Implementation and evaluation of a large-scale postpartum family planning program in Rwanda: Study protocol for a clinic-randomized controlled trial
Background: Though the Rwandan Ministry of Health (MOH) prioritizes the scale-up of postpartum family planning (PPFP) programs, uptake and sustainability of PPFP services in Rwanda are low. Furthermore, highly effective long-acting reversible contraceptive method use (LARC), key in effective PPFP programs, is specifically low in Rwanda. We previously pilot tested a supply-demand intervention which significantly increased the use of postpartum LARC (PPLARC) in Rwandan government clinics. In this protocol, we use an implementation science framework to test whether our intervention is adaptable to large-scale implementation, cost-effective, and sustainable. Methods: In a type 2 effectiveness-implementation hybrid study, we will evaluate the impact of our PPFP intervention on postpartum LARC (PPLARC) uptake in a clinic-randomized trial in 12 high-volume health facilities in Kigali, Rwanda. We will evaluate this hybrid study using the RE-AIM framework. The independent effectiveness of each PPFP demand creation strategy on PPLARC uptake among antenatal clinic attendees who later deliver in a study facility will be estimated. To assess sustainability, we will assess the intervention adoption, implementation, and maintenance. Finally, we will evaluate intervention cost-effectiveness and develop a national costed implementation plan. Discussion: Adaptability and sustainability within government facilities are critical aspects of our proposal, and the MOH and other local stakeholders will be engaged from the outset. We expect to deliver PPFP counseling to over 21,000 women/couples during the project period. We hypothesize that the intervention will significantly increase the number of stakeholders engaged, PPFP providers and promoters trained, couples/clients receiving information about PPFP, and PPLARC uptake comparing intervention versus standard of care. We expect PPFP client satisfaction will be high. Finally, we also hypothesize that the intervention will be cost-saving relative to the standard of care. This intervention could dramatically reduce unintended pregnancy and abortion, as well as improve maternal and newborn health. Our PPFP implementation model is designed to be replicable and expandable to other countries in the region which similarly have a high unmet need for PPFP. Trial registration: ClinicalTrials.gov NCT05056545. Registered on 31 March 2022.

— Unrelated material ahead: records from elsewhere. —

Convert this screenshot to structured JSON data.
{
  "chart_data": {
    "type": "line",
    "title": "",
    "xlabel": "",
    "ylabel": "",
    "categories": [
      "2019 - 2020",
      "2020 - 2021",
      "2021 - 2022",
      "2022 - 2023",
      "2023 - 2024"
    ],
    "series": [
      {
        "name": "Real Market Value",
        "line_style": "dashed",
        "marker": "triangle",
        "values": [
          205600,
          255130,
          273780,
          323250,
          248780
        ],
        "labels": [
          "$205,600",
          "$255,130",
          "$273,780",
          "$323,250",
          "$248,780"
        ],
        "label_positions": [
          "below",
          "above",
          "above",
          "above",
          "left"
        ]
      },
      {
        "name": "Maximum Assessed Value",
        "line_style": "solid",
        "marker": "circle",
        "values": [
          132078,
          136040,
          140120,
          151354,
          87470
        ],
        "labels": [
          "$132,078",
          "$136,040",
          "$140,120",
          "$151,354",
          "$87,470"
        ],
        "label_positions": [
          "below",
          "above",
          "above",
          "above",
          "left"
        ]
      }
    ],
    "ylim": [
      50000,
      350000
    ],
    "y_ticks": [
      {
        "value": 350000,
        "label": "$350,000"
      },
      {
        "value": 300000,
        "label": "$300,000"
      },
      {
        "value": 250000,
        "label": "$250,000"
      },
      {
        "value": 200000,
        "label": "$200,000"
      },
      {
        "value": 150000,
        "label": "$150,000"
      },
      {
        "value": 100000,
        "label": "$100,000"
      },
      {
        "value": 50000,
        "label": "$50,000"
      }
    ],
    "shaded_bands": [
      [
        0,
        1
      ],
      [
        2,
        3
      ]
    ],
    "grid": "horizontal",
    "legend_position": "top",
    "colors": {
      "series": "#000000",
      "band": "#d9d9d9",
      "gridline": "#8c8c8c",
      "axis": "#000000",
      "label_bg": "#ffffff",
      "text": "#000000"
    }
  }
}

Wall, Kristin M., Rosine Ingabire, Amelia Mazzei, Claudine Umuhoza, Rachel Parker, Amanda Tichacek, Azhar Nizam, Jessica M. Sales, Lisa Haddad, Phaedra Corso, Susan Allen, Julien Nyombayire, and Etienne Karita. 2022. "Implementation and evaluation of a large-scale postpartum family planning program in Rwanda: Study protocol for a clinic-randomized controlled trial," Trials 23: 337.